Tyre pressure monitoring system, commonly abbreviates as TPMS is an electronic system designed to monitor the air pressure inside a pneumatic tyres on various types of vehicles, and display the data to the driver in real-time over either a gauge, a pictogram display, or a simple low-pressure warning light.
TPMS are designed into the following two basic types: –
- Direct Systems (dTPMS).
- Indirect Systems (iTPMS).
Direct Systems (dTPMS)
In this system, a sensor is installed in each tyre. The sensor measures the tyre’s inflation pressure and at times, with advanced sensors, as well as the air temperature in the tyre. The sensors send their current measurement values at regular intervals to the vehicle’s control unit. In this way small deviations can be individually identified for each tyre and immediately displayed to the driver. The sensor battery have different lifetimes. A vehicle fitted with a direct tyre pressure monitoring system can only be run on wheels fitted with TPMS sensors.
Indirect Systems (iTPMS)
Using the ABS sensors installed in the vehicle, it is possible to calculate the tyre inflation pressure from the wheel RPM and the tyre rolling circumference. If the tyre pressure (and therefore the rolling circumference) changes, this indicates a loss of pressure. Fundamental to this principle is the calibration of the system with exactly the right tyre pressure.
In the indirect system, two effects are assessed. Firstly, the tyre rolling circumference: If there is a loss of pressure, the rolling circumference becomes smaller and the wheel must rotate more quickly compared to the other wheels. This change is noted and the driver is warned. Secondly, the frequency of oscillation between the tyre and the rim is examined: When this drifts, it can be interpreted as a loss of pressure. In general, the following applies: Indirect systems must be re-calibrated each time a tyre is fitted or the tyre inflation pressure is changed.
*TPMS low pressure warning icon
Advantages of TPMS
The dynamic behavior of a pneumatic tyre is closely connected to its inflation pressure. Key factors like braking distance and lateral stability require the inflation pressures to be adjusted and kept as specified by the vehicle manufacturer. Below are some of the key advantages of TPMS:-
- Improved safety: Avoiding traffic accidents.
- Fuel savings: Early warning of low pressure that could cause high rolling resistance that results in extra fuel use.
- Extended tyre life: Early recognition of a hazardous state of the tyres.
- Decreased downtime and maintenance: Eliminates the hassle of checking the tire pressure with a manual gauge.

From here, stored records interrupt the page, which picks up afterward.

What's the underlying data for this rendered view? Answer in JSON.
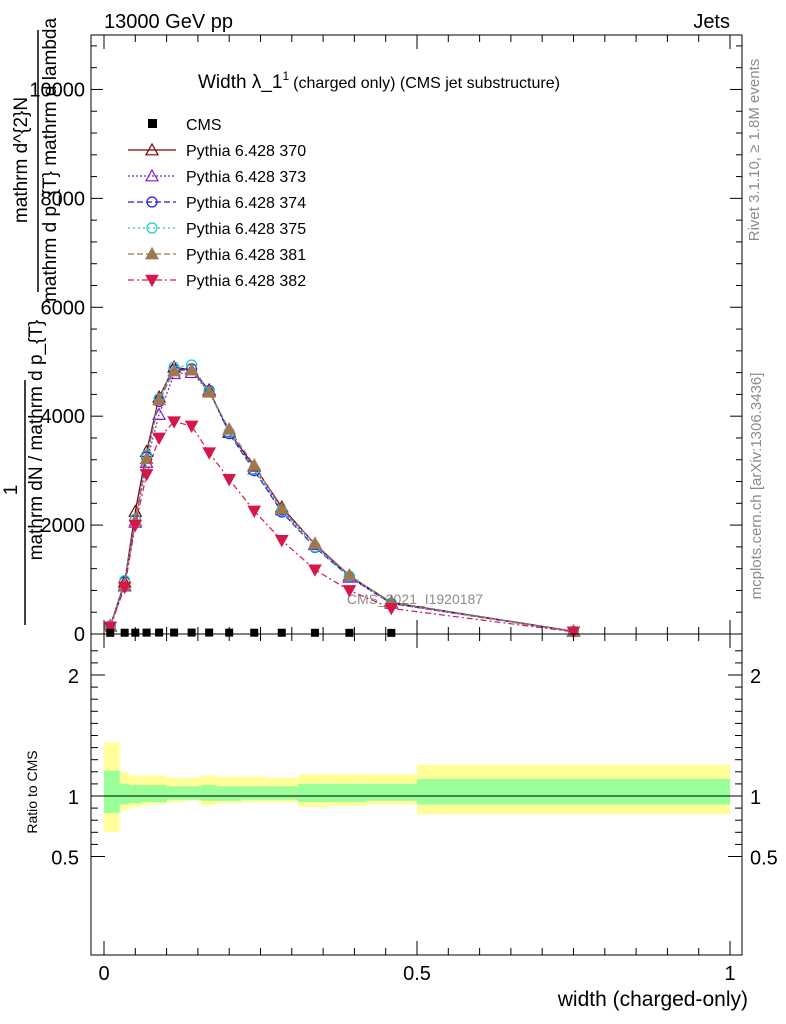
{
  "header": {
    "energy": "13000 GeV pp",
    "category": "Jets"
  },
  "side_labels": {
    "rivet": "Rivet 3.1.10, ≥ 1.8M events",
    "mcplots": "mcplots.cern.ch [arXiv:1306.3436]"
  },
  "watermark": "CMS_2021_I1920187",
  "chart_data": {
    "type": "line",
    "title_main": "Width λ_1",
    "title_sup": "1",
    "title_note": "(charged only) (CMS jet substructure)",
    "ylabel_lines": [
      "mathrm d^{2}N",
      "mathrm d p_{T} mathrm d lambda",
      "1",
      "mathrm dN / mathrm d p_{T}"
    ],
    "xlabel": "width (charged-only)",
    "ratio_ylabel": "Ratio to CMS",
    "xlim": [
      -0.02,
      1.04
    ],
    "ylim": [
      0,
      11000
    ],
    "main_yticks": [
      0,
      2000,
      4000,
      6000,
      8000,
      10000
    ],
    "main_yticklabels": [
      "0",
      "2000",
      "4000",
      "6000",
      "8000",
      "10000"
    ],
    "xticks": [
      0,
      0.5,
      1
    ],
    "xticklabels": [
      "0",
      "0.5",
      "1"
    ],
    "ratio_ylim": [
      0.35,
      2.25
    ],
    "ratio_yticks": [
      0.5,
      1,
      2
    ],
    "ratio_yticklabels": [
      "0.5",
      "1",
      "2"
    ],
    "x": [
      0.01,
      0.033,
      0.05,
      0.068,
      0.088,
      0.112,
      0.14,
      0.168,
      0.2,
      0.24,
      0.284,
      0.337,
      0.392,
      0.459,
      0.75
    ],
    "data": {
      "name": "CMS",
      "values": [
        3,
        5,
        6,
        7,
        8,
        8,
        8,
        8,
        7,
        6,
        5,
        4,
        3,
        2,
        1
      ]
    },
    "series": [
      {
        "name": "Pythia 6.428 370",
        "color": "#7f0000",
        "marker": "triangle-open",
        "dash": "",
        "values": [
          150,
          950,
          2250,
          3350,
          4350,
          4900,
          4850,
          4480,
          3700,
          3080,
          2330,
          1650,
          1070,
          580,
          50
        ]
      },
      {
        "name": "Pythia 6.428 373",
        "color": "#7a1fd6",
        "marker": "triangle-open",
        "dash": "2,2",
        "values": [
          140,
          880,
          2050,
          3150,
          4030,
          4780,
          4800,
          4450,
          3720,
          3030,
          2280,
          1640,
          1040,
          560,
          45
        ]
      },
      {
        "name": "Pythia 6.428 374",
        "color": "#1c1ce0",
        "marker": "circle-open",
        "dash": "6,3",
        "values": [
          145,
          960,
          2100,
          3250,
          4270,
          4850,
          4870,
          4470,
          3680,
          3000,
          2240,
          1590,
          1050,
          560,
          45
        ]
      },
      {
        "name": "Pythia 6.428 375",
        "color": "#21c8c8",
        "marker": "circle-open",
        "dash": "2,3",
        "values": [
          150,
          980,
          2110,
          3280,
          4320,
          4900,
          4940,
          4450,
          3700,
          3020,
          2260,
          1600,
          1060,
          570,
          45
        ]
      },
      {
        "name": "Pythia 6.428 381",
        "color": "#a07850",
        "marker": "triangle-filled",
        "dash": "6,3",
        "values": [
          140,
          900,
          2080,
          3220,
          4300,
          4830,
          4850,
          4440,
          3760,
          3100,
          2300,
          1660,
          1080,
          570,
          45
        ]
      },
      {
        "name": "Pythia 6.428 382",
        "color": "#d6174a",
        "marker": "triangledown-filled",
        "dash": "6,3,2,3",
        "values": [
          130,
          860,
          2000,
          2930,
          3600,
          3900,
          3820,
          3330,
          2840,
          2260,
          1720,
          1180,
          800,
          470,
          40
        ]
      }
    ],
    "band_edges": [
      0,
      0.025,
      0.04,
      0.06,
      0.075,
      0.1,
      0.125,
      0.155,
      0.18,
      0.22,
      0.26,
      0.31,
      0.36,
      0.42,
      0.5,
      1.0
    ],
    "band_yellow": [
      [
        0.7,
        1.44
      ],
      [
        0.88,
        1.2
      ],
      [
        0.91,
        1.17
      ],
      [
        0.92,
        1.17
      ],
      [
        0.93,
        1.17
      ],
      [
        0.95,
        1.15
      ],
      [
        0.96,
        1.15
      ],
      [
        0.92,
        1.17
      ],
      [
        0.94,
        1.16
      ],
      [
        0.95,
        1.16
      ],
      [
        0.95,
        1.15
      ],
      [
        0.91,
        1.18
      ],
      [
        0.92,
        1.18
      ],
      [
        0.93,
        1.18
      ],
      [
        0.85,
        1.26
      ]
    ],
    "band_green": [
      [
        0.86,
        1.21
      ],
      [
        0.93,
        1.1
      ],
      [
        0.94,
        1.09
      ],
      [
        0.95,
        1.09
      ],
      [
        0.95,
        1.09
      ],
      [
        0.97,
        1.08
      ],
      [
        0.97,
        1.08
      ],
      [
        0.96,
        1.09
      ],
      [
        0.96,
        1.08
      ],
      [
        0.97,
        1.08
      ],
      [
        0.97,
        1.08
      ],
      [
        0.95,
        1.1
      ],
      [
        0.95,
        1.1
      ],
      [
        0.96,
        1.1
      ],
      [
        0.93,
        1.14
      ]
    ],
    "colors": {
      "yellow_band": "#ffff99",
      "green_band": "#99ff99",
      "data": "#000000"
    },
    "grid": false,
    "legend_position": "top-left"
  }
}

- Reduced risk of hydroplaning.
- Environmental efficiency: Under-inflated tyres, as estimated by the Department of Transportation, release over 26 billion kilograms (57.5 billion pounds) of unnecessary carbon-monoxide pollutants into the atmosphere each year in the United States alone.
History of TPMS
TPMSs first appeared in luxury vehicles in Europe in the 1980s, while mass-market adoption followed the USA passing the 2000 TREAD Act after the Firestone and Ford tyre controversy. Mandates for TPMS technology in new cars have continued to proliferate in the 21st century in Russia, the EU, Japan, South Korea and many other Asian countries.
- TPMS is mandatory when using run-flat tyres.